L’avena ha un potenziale molto interessante nella riduzione del colesterolo LDL, soprattutto nelle persone affette da sindrome metabolica. A suggerirlo è uno studio clinico randomizzato e controllato che ha coinvolto 68 partecipanti, mettendo in luce un meccanismo finora poco considerato: l’interazione tra questo cereale e il microbiota intestinale. Non sarebbero, infatti, soltanto i beta-glucani, le fibre solubili già note per i loro effetti benefici, a spiegare l’azione ipocolesterolemizzante dell’avena, ma soprattutto i metaboliti prodotti dai batteri intestinali durante la fermentazione dei suoi composti bioattivi.
La ricerca ha confrontato due protocolli alimentari differenti.
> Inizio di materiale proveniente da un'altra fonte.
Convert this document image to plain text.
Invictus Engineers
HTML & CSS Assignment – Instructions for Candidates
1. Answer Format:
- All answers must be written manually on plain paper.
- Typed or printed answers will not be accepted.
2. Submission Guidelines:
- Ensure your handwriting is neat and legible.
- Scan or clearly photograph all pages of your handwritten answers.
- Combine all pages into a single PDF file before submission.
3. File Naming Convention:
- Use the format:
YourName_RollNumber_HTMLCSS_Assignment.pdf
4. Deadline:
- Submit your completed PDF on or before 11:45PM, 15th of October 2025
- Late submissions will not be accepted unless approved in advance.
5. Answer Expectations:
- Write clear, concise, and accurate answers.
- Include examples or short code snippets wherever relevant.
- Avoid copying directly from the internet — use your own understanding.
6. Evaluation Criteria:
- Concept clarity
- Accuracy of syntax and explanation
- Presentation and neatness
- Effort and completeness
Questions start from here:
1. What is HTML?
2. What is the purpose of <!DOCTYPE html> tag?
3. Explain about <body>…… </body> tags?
Nel primo, definito “intervento d’urto”, 34 soggetti hanno seguito per 2 giorni consecutivi una dieta composta esclusivamente da fiocchi d’avena integrali cotti in acqua. Ogni partecipante ha assunto 3 pasti quotidiani da 100 g ciascuno, per un totale di 300 g di avena al giorno. Nonostante la breve durata della sperimentazione, il colesterolo LDL si è ridotto in media del 10%, pari a circa 16,26 mg/dL rispetto al gruppo di controllo.
Inoltre, il beneficio metabolico si è mantenuto anche nelle 6 settimane successive alla sospensione dell’intervento. Nel secondo braccio dello studio, altri 34 volontari hanno seguito, invece, una dieta isocalorica per 6 settimane, integrando la loro alimentazione abituale con un solo pasto giornaliero contenente 80 grammi di fiocchi d’avena. In questo caso, gli effetti sono apparsi più moderati.
I ricercatori hanno osservato soprattutto una stabilizzazione dei parametri metabolici, senza la marcata riduzione del colesterolo registrata nel protocollo intensivo. Secondo gli autori, questo dato suggerisce che quantità moderate di avena, pur salutari, potrebbero non essere sufficienti da sole a contrastare gli effetti di una dieta occidentale ricca di grassi saturi e zuccheri raffinati.
I batteri intestinali che aiutano
Di rilievo il ruolo del microbiota intestinale. Analizzando campioni biologici e composizione batterica, è stato scoperto che l’assunzione elevata di avena aumentava significativamente la produzione di acido ferulico e soprattutto di acido diidroferulico, noto come DHFA.
Queste molecole derivano dalla trasformazione dei composti fenolici dell’avena operata dai batteri intestinali e sembrano agire direttamente sul metabolismo lipidico. Esperimenti condotti su cellule umane hanno, infatti, mostrato che il DHFA è in grado di inibire la sintesi del colesterolo e ridurne l’accumulo intracellulare.
Tra i protagonisti di questo processo emerge un gruppo batterico specifico, Erysipelotrichaceae UCG-003. La sua presenza aumentava in modo significativo nei soggetti sottoposti al regime ad alto dosaggio, mostrando una correlazione diretta con i livelli di DHFA e una correlazione inversa con il colesterolo LDL.
Lo studio ha, inoltre, evidenziato modifiche nelle funzioni metaboliche del microbiota. Alcune vie batteriche coinvolte nella degradazione di composti aromatici risultavano potenziate e associate sia a livelli più elevati di metaboliti benefici sia a una riduzione del peso corporeo. Parallelamente, l’avena sembrava influenzare anche il metabolismo dell’istidina, riducendo la formazione di sostanze microbiche collegate all’insulino-resistenza e all’ipercolesterolemia.
In conclusione, l’avena non appare più soltanto come una fonte di fibre utili al transito intestinale, ma come un alimento capace di attivare una complessa risposta metabolica mediata dal microbiota intestinale. Una prospettiva che potrebbe favorire lo sviluppo di strategie nutrizionali personalizzate, basate non solo sugli alimenti consumati, ma anche sulla capacità del microbiota di trasformarli in composti protettivi per la salute.